Let $f:\mathbb{R} \to \mathbb{R}$ and $g:\mathbb{R} \to \mathbb{R}$ be two differentiable and strictly increasing functions. Consider two statements:
- $\frac{f(x)}{g(x)}$ is strictly increasing in $x$.
- $f(x)-g(x)$ is strictly increasing in $x$.
My question is what is the relationship between (1) and (2)? Are they equivalent or does one imply another?

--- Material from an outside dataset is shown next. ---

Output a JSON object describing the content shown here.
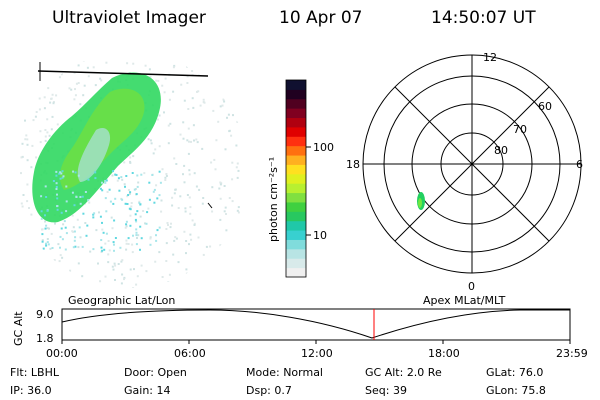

Since $f$, $g$ are strictly increasing, $(2)$ implies that $$f'(x)>g'(x)>0 \implies 1>\frac{g'(x)}{f'(x)}$$ while $(1)$ is equivalent to $$f'(x)>\frac{f(x)}{g(x)}g'(x) \implies g(x)>f(x)\frac{g'(x)}{f'(x)}$$ For $x$ such that $f(x)<0$ (if such $x$ exists) you can rewrite the last expression as $$\frac{g(x)}{f(x)}<\frac{g'(x)}{f'(x)}<1$$ So, can you find $f,g$ that violate this, while satisfying all the previous?
For example $f(x)=2x+1$ and $g(x)=x$ are both strictly increasing in $\mathbb R$, their difference is clearly $f(x)-g(x)=x+1$ strictly increasing but $$\frac{f(x)}{g(x)}=2+\frac1x$$ is decreasing in its domain.
Edit: The direction $(1) \implies (2)$ is not true either. Consider for example $f(x)=2x$ and $g(x)=3x+1$. Both are strictly increasing, $f(x)/g(x)$ is strictly increasing in its domain, but $f(x)-g(x)=-x-1$ is strictly decreasing.